The neurologist and movement disorders fellow at University Hospitals Cleveland Medical Center spoke about how his experience as a caregiver shapes his perspective as a doctor in care for those with movement disorders. [WATCH TIME: 3 minutes]
WATCH TIME: 3 minutes
“People live with Parkinson’s disease; they don’t die of Parkinson’s disease. Particularly in this age, now, we have so many therapeutic modalities available for patients with movement disorders. This is the best time to be in this field, where we can provide optimal care.”
When it comes to the care of individuals with chronic disease, such as those with Parkinson disease (PD), oftentimes the care paradigm extends beyond that of just the physician-patient relationship.
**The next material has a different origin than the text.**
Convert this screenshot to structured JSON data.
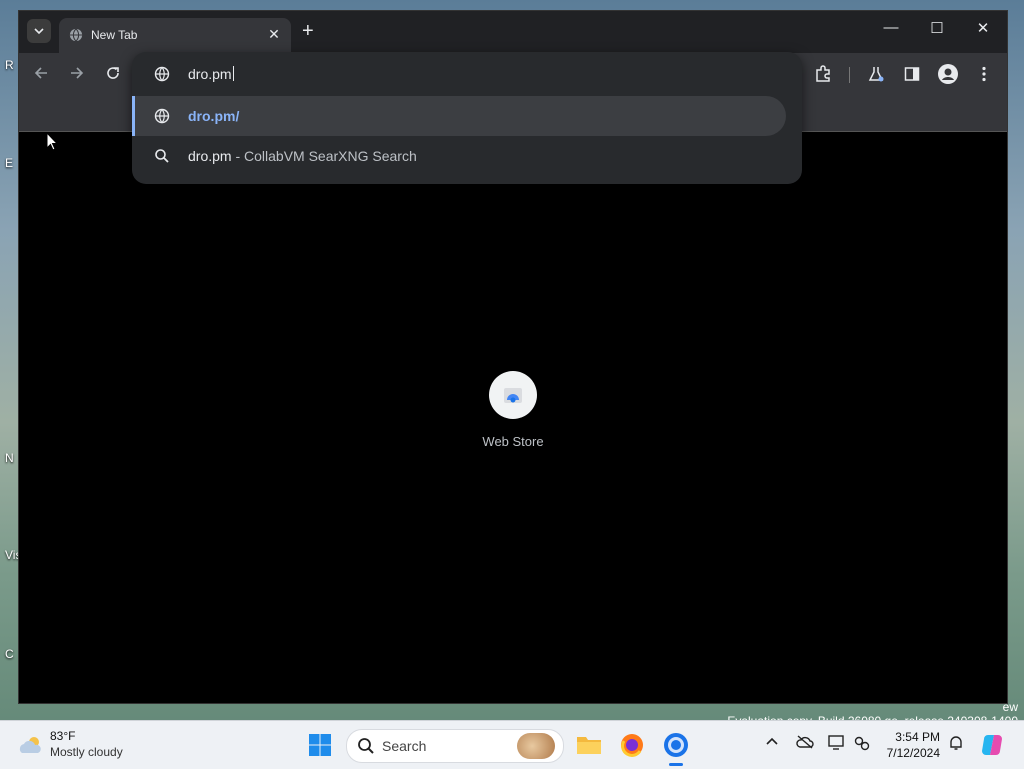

Caregivers and/or family members are many times also involved in the management process of the disease, and this can lead to burdens on them in addition to the patients. Many studies have discussed the role caregiver burden can play in care for these patient populations.
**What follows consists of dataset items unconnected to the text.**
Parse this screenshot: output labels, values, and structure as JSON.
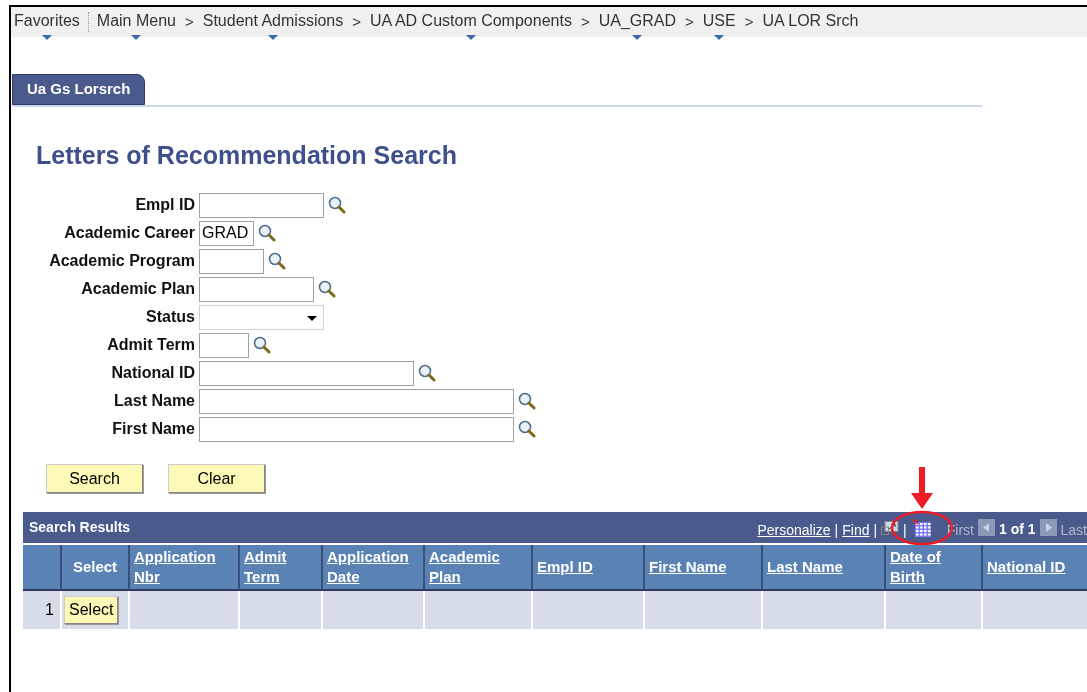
{
  "breadcrumb": [
    {
      "label": "Favorites",
      "has_menu": true
    },
    {
      "label": "Main Menu",
      "has_menu": true
    },
    {
      "label": "Student Admissions",
      "has_menu": true,
      "separator": ">"
    },
    {
      "label": "UA AD Custom Components",
      "has_menu": true,
      "separator": ">"
    },
    {
      "label": "UA_GRAD",
      "has_menu": true,
      "separator": ">"
    },
    {
      "label": "USE",
      "has_menu": true,
      "separator": ">"
    },
    {
      "label": "UA LOR Srch",
      "has_menu": false,
      "separator": ">"
    }
  ],
  "tabs": [
    {
      "label": "Ua Gs Lorsrch",
      "selected": true
    }
  ],
  "heading": "Letters of Recommendation Search",
  "fields": [
    {
      "label": "Empl ID",
      "kind": "lookup"
    },
    {
      "label": "Academic Career",
      "kind": "lookup",
      "value": "GRAD"
    },
    {
      "label": "Academic Program",
      "kind": "lookup"
    },
    {
      "label": "Academic Plan",
      "kind": "lookup"
    },
    {
      "label": "Status",
      "kind": "select"
    },
    {
      "label": "Admit Term",
      "kind": "lookup"
    },
    {
      "label": "National ID",
      "kind": "lookup"
    },
    {
      "label": "Last Name",
      "kind": "lookup"
    },
    {
      "label": "First Name",
      "kind": "lookup"
    }
  ],
  "buttons": [
    "Search",
    "Clear"
  ],
  "results": {
    "title": "Search Results",
    "links": [
      "Personalize",
      "Find"
    ],
    "divider": "|",
    "first": {
      "label": "First",
      "disabled": true
    },
    "count": "1 of 1",
    "last": {
      "label": "Last",
      "disabled": true
    },
    "columns": [
      "Select",
      "Application Nbr",
      "Admit Term",
      "Application Date",
      "Academic Plan",
      "Empl ID",
      "First Name",
      "Last Name",
      "Date of Birth",
      "National ID"
    ],
    "rows": [
      {
        "number": "1",
        "button": "Select"
      }
    ]
  }
}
Temitope Lawal, MD, a neurologist and movement disorders fellow at University Hospitals Cleveland Medical Center, has a unique perspective on this portion of health care for these patients. Lawal’s father was a patient with PD, and he spent time as a caregiver along with his other family members for his father. While attending the recent inaugural Advanced Therapeutics in Movement and Related Disorders (ATMRD) Congress, held in mid-June 2022, in Washington, DC, he spoke with the PMD Alliance, who held the ATMRD Congress along with MedStar Georgetown University Hospital, about this experience.
Lawal detailed his background as a caregiver and how it ultimately has impacted his perspective as a physician. He also shared how it motivates his approach to care and how it encourages the progress being made in the field.